The company said in a statement: “We continue to experience some natural gas curtailments to our Trinidad facilities due to a mismatch between upstream commitments to supply the Natural Gas Company of Trinidad and Tobago (NGC) and downstream demand from NGC’s customers, which becomes apparent when an upstream supplier has a technical issue or planned maintenance that reduces gas delivery. We are engaged with key stakeholders to find a solution to this issue, but in the meantime expect to continue to experience gas curtailments to the Trinidad site.”
Methanex owns 100 per cent of the Titan facility in Point Lisas which an annual production capacity of 875,000 tonnes and a 63.1 per cent interest in the Atlas facility with an annual production capacity of 1,125,000 tonnes (63.1 per cent interest). The company purchases natural gas for its New Zealand, Trinidad and Egypt methanol facilities under natural gas purchase agreements.
The unique terms of each contract include a base price and a variable price component linked to the price of methanol to reduce commodity price risk exposure.
The company posted, for the first quarter of 2014, adjusted earnings before income tax, depreciation and amortization (EBITDA) of US$255 million and adjusted net income of US$160 million (US$1.65 per share on a diluted basis). These figures compare with adjusted EBITDA of US$245 million and adjusted net income of US$167 million (US$1.72 per share on a diluted basis) for the fourth quarter of 2013.
For the first quarter of 2014 compared with the fourth quarter of 2013 and the first quarter of 2013 Methanex-produced methanol costs were higher by US$25 million and US$50 million, respectively, primarily due to the impact of higher realised methanol prices on the variable portion of natural gas costs and changes in the mix of production sold from inventory.
Disclosing a contingent liability, Methanex said: “The Board of Inland Revenue of T&T has issued assessments against Atlas in respect of the 2005, 2006 and 2007 financial years. All subsequent tax years remain open to assessment.

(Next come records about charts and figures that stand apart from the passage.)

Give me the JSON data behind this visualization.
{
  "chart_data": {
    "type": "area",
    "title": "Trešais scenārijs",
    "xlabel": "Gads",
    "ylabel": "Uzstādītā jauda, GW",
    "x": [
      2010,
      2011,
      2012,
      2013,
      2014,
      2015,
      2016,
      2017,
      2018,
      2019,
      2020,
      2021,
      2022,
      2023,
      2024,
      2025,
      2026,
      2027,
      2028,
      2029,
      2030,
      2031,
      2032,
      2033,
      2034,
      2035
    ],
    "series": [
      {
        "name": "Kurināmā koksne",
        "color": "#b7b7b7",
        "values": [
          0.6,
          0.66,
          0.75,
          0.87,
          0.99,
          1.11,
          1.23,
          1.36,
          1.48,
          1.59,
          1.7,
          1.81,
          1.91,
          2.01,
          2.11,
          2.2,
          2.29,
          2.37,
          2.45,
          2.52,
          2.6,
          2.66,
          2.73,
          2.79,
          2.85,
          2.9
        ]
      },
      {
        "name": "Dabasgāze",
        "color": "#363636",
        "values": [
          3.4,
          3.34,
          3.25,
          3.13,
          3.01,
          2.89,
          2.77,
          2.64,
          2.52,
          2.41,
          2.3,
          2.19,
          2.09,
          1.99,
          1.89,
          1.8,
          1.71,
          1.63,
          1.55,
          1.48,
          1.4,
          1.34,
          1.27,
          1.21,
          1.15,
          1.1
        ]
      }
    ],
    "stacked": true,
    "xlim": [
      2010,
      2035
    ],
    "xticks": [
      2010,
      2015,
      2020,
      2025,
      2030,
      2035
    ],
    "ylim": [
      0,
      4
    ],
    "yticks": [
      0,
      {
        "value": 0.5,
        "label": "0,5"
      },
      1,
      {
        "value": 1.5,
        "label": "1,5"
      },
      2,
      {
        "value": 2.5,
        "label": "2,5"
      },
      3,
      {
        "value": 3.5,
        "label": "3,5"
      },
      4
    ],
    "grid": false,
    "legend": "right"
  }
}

The assessments relate to the pricing arrangements of certain long-term fixed price sales contracts that extend to 2014 and 2019 related to methanol produced by Atlas. Atlas has partial relief from corporation income tax until mid-2014. The company has lodged objections to the assessments. Based on the merits of the cases and legal interpretation, (Methanex) management believes its position should be sustained.”
The statement continued: “We earn the majority of our earnings in Trinidad, Egypt, Chile, Canada and New Zealand. In Trinidad and Chile, the statutory tax rate is 35 per cent and in Egypt, the statutory tax rate is 25 per cent. The statutory rates in Canada and New Zealand are 25 per cent and 28 per cent, respectively. As the Atlas entity is accounted for using the equity method, any income taxes related to Atlas are included in earnings of associate and therefore excluded from total income taxes.”